De lado estadounidense justifican
sus pretensiones por la mayor actividad de rivales de Washington en la
zona, caso de Rusia o China, y de la creciente militarización del
Ártico.
"Esa es una preocupación que comparten Estados Unidos, Dinamarca
y los aliados de la OTAN", explica un portavoz del Departamento de
Estado.
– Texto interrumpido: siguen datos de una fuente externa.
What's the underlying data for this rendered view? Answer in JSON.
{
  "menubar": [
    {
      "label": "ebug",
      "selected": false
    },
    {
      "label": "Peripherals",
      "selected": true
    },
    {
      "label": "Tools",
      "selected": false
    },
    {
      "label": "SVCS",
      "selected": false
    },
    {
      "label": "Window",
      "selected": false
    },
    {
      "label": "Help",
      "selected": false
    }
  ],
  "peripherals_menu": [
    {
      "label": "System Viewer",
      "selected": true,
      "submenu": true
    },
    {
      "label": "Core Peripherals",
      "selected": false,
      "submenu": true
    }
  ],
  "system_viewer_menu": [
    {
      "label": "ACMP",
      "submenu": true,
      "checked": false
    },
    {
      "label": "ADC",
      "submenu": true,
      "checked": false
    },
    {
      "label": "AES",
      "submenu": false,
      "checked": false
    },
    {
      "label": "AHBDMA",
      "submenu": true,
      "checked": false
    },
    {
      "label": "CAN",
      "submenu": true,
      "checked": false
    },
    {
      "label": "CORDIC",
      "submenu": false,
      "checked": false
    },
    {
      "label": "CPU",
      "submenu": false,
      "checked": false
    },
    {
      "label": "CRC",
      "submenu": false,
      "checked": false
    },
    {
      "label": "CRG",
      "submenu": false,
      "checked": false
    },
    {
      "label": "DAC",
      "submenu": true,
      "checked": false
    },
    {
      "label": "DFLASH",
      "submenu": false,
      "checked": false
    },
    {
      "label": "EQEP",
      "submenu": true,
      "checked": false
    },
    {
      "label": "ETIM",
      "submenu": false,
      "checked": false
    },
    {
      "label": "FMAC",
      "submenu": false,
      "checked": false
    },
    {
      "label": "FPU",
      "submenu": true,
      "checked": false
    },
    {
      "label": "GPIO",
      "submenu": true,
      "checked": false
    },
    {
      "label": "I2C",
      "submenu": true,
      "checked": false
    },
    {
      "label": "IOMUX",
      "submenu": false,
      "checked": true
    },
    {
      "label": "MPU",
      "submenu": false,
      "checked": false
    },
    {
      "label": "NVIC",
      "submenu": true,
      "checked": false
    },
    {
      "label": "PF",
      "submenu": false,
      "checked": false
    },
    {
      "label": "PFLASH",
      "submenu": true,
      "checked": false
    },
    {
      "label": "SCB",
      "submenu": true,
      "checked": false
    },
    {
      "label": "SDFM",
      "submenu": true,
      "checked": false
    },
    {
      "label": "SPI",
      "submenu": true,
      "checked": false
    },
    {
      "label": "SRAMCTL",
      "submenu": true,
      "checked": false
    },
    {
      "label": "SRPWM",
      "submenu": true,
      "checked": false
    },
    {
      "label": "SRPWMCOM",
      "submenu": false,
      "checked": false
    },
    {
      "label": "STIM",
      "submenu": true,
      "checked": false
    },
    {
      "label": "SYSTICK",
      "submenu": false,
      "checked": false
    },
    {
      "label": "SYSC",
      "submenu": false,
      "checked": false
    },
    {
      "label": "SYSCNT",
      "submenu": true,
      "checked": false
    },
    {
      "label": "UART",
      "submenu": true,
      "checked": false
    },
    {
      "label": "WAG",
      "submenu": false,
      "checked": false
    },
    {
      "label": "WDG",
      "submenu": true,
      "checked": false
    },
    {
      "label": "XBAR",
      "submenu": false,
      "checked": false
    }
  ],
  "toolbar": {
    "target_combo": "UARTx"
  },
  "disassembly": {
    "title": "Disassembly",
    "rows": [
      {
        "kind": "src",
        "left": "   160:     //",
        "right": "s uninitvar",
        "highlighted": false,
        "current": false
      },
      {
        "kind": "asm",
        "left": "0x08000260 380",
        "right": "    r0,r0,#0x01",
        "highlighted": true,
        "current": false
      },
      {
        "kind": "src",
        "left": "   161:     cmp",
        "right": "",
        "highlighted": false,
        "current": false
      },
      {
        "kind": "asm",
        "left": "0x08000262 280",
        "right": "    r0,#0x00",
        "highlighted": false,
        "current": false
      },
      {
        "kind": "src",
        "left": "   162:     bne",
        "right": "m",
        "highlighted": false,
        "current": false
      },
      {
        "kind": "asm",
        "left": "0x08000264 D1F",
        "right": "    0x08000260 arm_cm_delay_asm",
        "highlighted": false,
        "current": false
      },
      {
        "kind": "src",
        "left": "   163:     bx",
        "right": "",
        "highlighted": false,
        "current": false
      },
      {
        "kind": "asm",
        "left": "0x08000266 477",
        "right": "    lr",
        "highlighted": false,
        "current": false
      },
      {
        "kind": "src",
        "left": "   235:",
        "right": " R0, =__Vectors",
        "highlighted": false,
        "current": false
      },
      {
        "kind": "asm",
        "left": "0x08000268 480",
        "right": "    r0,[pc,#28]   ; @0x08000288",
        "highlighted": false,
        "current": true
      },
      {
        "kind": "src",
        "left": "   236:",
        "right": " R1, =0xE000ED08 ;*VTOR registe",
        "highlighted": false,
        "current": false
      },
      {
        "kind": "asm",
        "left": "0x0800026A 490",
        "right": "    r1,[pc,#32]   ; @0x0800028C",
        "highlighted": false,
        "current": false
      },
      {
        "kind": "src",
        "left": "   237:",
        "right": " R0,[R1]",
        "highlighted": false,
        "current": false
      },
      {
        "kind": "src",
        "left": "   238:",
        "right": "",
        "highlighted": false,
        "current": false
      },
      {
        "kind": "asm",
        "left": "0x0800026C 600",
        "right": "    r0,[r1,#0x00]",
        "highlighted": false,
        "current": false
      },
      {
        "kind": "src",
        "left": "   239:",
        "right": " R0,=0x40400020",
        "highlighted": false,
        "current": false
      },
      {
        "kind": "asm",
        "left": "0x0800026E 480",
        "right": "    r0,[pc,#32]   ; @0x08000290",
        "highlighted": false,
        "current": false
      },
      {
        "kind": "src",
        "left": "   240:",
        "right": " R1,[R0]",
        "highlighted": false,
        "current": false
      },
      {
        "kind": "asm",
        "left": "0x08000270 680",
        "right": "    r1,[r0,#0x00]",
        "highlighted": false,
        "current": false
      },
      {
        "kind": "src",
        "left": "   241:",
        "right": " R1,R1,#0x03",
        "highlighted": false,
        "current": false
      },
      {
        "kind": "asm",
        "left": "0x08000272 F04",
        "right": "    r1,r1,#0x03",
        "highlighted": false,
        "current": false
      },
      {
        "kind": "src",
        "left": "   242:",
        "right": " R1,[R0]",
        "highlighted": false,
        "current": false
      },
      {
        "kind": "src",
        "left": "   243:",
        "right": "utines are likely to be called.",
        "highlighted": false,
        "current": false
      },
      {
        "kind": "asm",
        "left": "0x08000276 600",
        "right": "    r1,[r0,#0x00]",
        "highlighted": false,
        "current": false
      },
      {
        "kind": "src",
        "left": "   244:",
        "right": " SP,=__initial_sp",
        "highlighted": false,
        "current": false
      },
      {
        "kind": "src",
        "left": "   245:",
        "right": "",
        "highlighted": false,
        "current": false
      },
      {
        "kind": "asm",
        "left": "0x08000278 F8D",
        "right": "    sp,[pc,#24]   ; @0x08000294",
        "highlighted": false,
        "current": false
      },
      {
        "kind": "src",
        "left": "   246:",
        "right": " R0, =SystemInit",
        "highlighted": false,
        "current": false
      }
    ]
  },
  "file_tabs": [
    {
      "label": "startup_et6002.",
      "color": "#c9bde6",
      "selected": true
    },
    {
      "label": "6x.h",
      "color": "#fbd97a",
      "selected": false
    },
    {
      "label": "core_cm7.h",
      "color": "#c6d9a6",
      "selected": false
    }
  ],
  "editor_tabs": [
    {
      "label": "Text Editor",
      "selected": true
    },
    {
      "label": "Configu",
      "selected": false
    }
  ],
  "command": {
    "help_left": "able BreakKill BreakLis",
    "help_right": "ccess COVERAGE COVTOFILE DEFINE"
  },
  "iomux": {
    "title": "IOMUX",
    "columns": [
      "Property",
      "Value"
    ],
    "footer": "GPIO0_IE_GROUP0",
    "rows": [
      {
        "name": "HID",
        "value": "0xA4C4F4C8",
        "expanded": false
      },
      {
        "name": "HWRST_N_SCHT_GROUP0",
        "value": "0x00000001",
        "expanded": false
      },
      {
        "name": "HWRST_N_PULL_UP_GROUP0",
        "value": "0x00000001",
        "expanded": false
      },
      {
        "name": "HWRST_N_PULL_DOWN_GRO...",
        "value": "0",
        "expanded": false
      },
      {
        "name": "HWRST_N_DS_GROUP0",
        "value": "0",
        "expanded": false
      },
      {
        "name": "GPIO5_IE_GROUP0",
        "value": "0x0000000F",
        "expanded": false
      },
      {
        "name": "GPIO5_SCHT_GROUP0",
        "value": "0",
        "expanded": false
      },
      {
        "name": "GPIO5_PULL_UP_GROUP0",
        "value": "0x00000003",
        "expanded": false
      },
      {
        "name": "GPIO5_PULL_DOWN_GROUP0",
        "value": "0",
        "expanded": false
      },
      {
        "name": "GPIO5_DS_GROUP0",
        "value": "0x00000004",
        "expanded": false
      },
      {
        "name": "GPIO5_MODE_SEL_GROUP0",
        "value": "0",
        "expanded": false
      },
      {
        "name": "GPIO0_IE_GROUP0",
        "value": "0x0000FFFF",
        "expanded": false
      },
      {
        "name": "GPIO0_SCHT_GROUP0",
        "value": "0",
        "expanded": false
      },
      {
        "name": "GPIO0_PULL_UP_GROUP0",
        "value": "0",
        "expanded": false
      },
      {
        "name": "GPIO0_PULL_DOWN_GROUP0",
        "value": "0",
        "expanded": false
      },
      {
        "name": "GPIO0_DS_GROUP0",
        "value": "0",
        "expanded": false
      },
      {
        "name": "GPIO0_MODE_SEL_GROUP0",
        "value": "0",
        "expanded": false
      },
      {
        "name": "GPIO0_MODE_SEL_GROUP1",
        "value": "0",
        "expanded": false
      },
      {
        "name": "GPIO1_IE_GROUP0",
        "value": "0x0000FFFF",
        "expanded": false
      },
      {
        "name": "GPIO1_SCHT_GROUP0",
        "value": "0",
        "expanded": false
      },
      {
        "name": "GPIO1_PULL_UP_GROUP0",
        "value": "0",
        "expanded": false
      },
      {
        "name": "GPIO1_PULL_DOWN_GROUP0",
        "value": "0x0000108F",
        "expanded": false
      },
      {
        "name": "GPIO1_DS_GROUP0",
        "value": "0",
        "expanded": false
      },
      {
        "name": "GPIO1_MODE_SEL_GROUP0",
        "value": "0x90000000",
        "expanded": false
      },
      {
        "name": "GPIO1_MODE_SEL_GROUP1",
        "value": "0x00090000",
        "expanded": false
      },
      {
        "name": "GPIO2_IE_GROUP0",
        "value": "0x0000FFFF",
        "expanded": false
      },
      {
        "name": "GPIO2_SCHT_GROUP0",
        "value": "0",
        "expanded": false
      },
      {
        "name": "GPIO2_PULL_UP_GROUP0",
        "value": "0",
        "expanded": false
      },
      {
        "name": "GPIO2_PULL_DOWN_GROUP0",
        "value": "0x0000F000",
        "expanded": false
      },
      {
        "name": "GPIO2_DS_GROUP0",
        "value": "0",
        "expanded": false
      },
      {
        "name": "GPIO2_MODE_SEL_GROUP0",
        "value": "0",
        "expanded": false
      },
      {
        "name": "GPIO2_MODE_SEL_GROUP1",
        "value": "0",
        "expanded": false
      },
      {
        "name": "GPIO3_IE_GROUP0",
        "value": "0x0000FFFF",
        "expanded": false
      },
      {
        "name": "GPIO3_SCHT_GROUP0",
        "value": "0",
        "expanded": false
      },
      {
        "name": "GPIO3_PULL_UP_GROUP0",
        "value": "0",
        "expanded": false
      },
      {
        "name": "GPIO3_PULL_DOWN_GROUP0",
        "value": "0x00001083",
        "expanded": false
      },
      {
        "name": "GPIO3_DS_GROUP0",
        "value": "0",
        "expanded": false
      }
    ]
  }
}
La alerta volvió a sonar en Europa
tras el paso dado por Trump para nombrar al gobernador de Luisiana, Jeff
Landry, como enviado especial para Groenlandia.
En medio, la
OTAN, organización militar liderada por Estados Unidos y marcada por las
tensiones vividas el último año por las divisiones respecto al apoyo a
Ucrania o la cuestión del gasto militar, ha defendido que la seguridad
de un Estado miembro se basa en "la defensa colectiva" y que ese
principio se aplica "en toda Europa, el Ártico y el Atlántico Norte".
Mientras los dirigentes europeos repelen las tácticas estadounidenses
en Groenlandia, reclaman el apoyo de Washington para el escudo a largo
plazo para Ucrania, que cuente con tropas internacionales en el terreno y
un mecanismo de seguridad vinculante que replique el artículo 5 de la
OTAN.
Aunque representantes de Estados Unidos como Steve
Witkoff y Jared Kushner han avalado el acuerdo de las potencias
europeas, especialmente de Francia y Reino Unido, para liderar la futura
Fuerza Multinacional, queda por ver si el apoyo retórico se traduce en
un papel concreto de Washington, toda vez se espera que al menos
contribuya con asistencia logística y de información, clave para
verificar un posible alto el fuego y ser capaz de repeler eventuales
agresiones.
"Creemos que ya hemos terminado con los protocolos
de seguridad", manifestó Witkoff, tras la cita de la Coalición de
Voluntarios de este martes en París que forjó el acuerdo general para
las garantías de seguridad.
Por su parte, Kushner defendió que Ucrania,
en un futuro de posguerra "contará con una sólida capacidad de disuasión
y con verdaderos mecanismos de protección para garantizar que esto no
vuelva a suceder".
El
nuevo carrusel de amenazas que llegan desde distintos ámbitos de la
Administración Trump a la seguridad de un Estado miembro de la Unión
Europea como Dinamarca se produce solo unos pocos días después de la
intervención militar estadounidense que, con la implicación de
centenares de medios aéreos y tropas en el terreno, logró capturar a
Maduro para llevarlo a declarar ante un tribunal en Estados Unidos que
le acusa de cargos por narcotráfico.
El uso de la fuerza para
intervenir en un tercer país y capturar a un jefe de Estado ha sido
también censurada por la Unión Europea, aunque en este caso los países
no han sido igual de contundentes en sus críticas y, de hecho, la
declaración conjunta salió sin el apoyo de Hungría.
Frente a la
operación militar estadounidense en Caracas, los países de la UE
reclamaron "calma y contención" a todos los actores para evitar una
"escalada" y garantizar una solución pacífica a la crisis, si bien la
portavoz de la presidenta comunitaria, Ursula von der Leyen, apuntó que
tras la intervención se abre una oportunidad para una transición
democrática en el país que implique a la líder opositora María Corina
Machado.
El bloque europeo en el caso de Venezuela pidió el
"respeto bajo todas las circunstancias" a los principios del derecho
internacional y la Carta de la ONU.
Más contundente fue España
que se sumó junto a Brasil, México, Colombia, Chile y Uruguay a una
declaración que denunciaba la "apropiación externa" de los recursos
naturales o estratégicos de Venezuela, así como la existencia de
"injerencias" en el futuro del país, tras el ataque de Estados Unidos
para capturar a Maduro.
"Manifestamos nuestra preocupación ante
cualquier intento de control gubernamental, de administración o
apropiación externa de recursos naturales o estratégicos", recalcó.